Kala RKUHP Belum Lindungi Kelompok Rentan
Utama

Kala RKUHP Belum Lindungi Kelompok Rentan

Mulai kaum perempuan, penyandang disabilitas, tenaga kesehatan, hingga disorientasi seksual yang berpotensi dikriminalisasi.

Oleh:
Rofiq Hidayat
Bacaan 2 Menit
Para narasumber seminar nasional bertema “Pengarusutamaan Perlindungan Khusus terhadap Kelompok Rentan dalam Pembaharuan Hukum Pidana” di Jakarta, Kamis (3/5).  Foto: RFQ
Para narasumber seminar nasional bertema “Pengarusutamaan Perlindungan Khusus terhadap Kelompok Rentan dalam Pembaharuan Hukum Pidana” di Jakarta, Kamis (3/5).
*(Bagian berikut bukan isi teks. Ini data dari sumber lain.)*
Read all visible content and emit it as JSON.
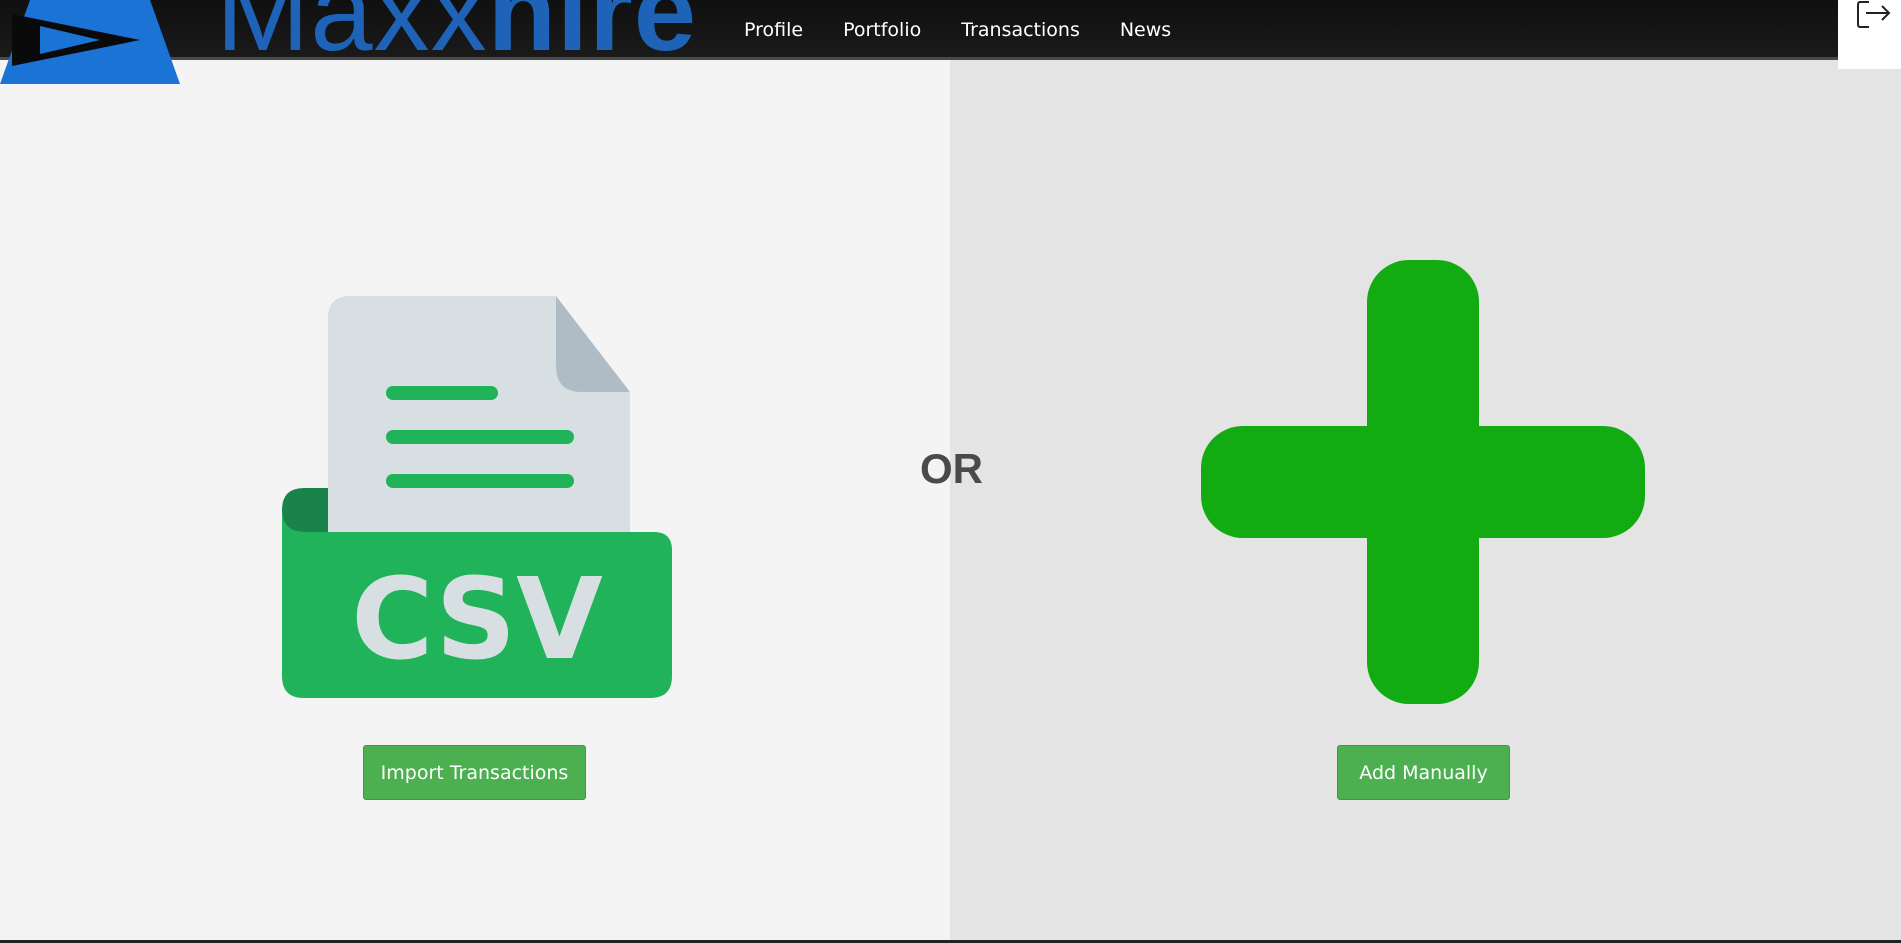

Foto: RFQ

Materi muatan Rancangan Kitab Undang-Undang Hukum Pidana (RKUHP) terus mendapat sorotan. Meski pembahasan pasal per pasal lebih dari 90 persen rampung, namun masih saja ada celah yang mengandung persoalan dan perlu dipertimbangkan sebagai masukan. Salah satunya, substansi RKUHP dinilai belum memberikan perlindungan optimal terhadap kelompok masyarakat yang rentan dipidanakan (kriminalisasi).     

 

Dosen Kriminologi Universitas Indonesia Ni Made Martini Putri menuturkan rumusan pasal-pasal dalam RKUHP ada beberapa kelompok rentan yang potensial dipidanakan yakni perempuan, orang yang mengungsi, penyandang disabilitas, dan petugas kesehatan.

 

“Karena yang bisa masuk penjara kelompok-kelompok ini,” ujar Ni Made Martini Putri saat berbicara dalam seminar nasional bertema “Pengarusutamaan Perlindungan Khusus terhadap Kelompok Rentan dalam Pembaharuan Hukum Pidana” di Jakarta, Kamis (3/5/2018). Baca Juga: Dilema Ketika Pengesahan RKUHP Jadi UU Hukum Pidana Nasional

 

Putri merujuk Pasal  437 RKUHP yang menyebutkan, “Setiap orang yang tidak memenuhi kewajiban sesuai dengan ketentuan peraturan perundang‑undangan yang berlaku untuk melaporkan kepada pejabat yang berwenang tentang kelahiran, perkawinan, perceraian, atau kematian dipidana dengan pidana denda paling banyak Kategori II.”

 

Dia menilai rumusan pasal tersebut dapat menjebloskan kelompok rentan dalam penjara. Misalnya, kelahiran seorang anak yang belum dilaporkan ke dinas kependudukan dan catatan sipil dan belum mengurus akta kelahiran, boleh jadi orang tuanya bakal dipidana. Padahal, faktanya, banyak anak yang tidak memiliki akses untuk mendapatkan pelayanan kependudukan yang memadai dari negara.

 

“Orang tuanya terkendala akses mengurus akta kelahiran karena bisa saja orang tua belum mendapat e-KTP. Ini akibat perangkat pelayanan administrasi kependudukan yang tidak maksimal,” kata dia.  

 

Begitu pula ketika ada pasangan suami-istri yang bercerai, tetapi tidak melaporkan bakal berujung pidana. Sebab, terhadap pasangan yang bercerai mesti mengantongi akta cerai. Persoalannya, mengurus proses perceraian membutuhkan biaya. Sedangkan setiap pasangan yang bercerai belum tentu memiliki kemampuan untuk membiayai perceraian. Lagi-lagi, pihak perempuan menjadi kelompok yang rentan menjadi korban.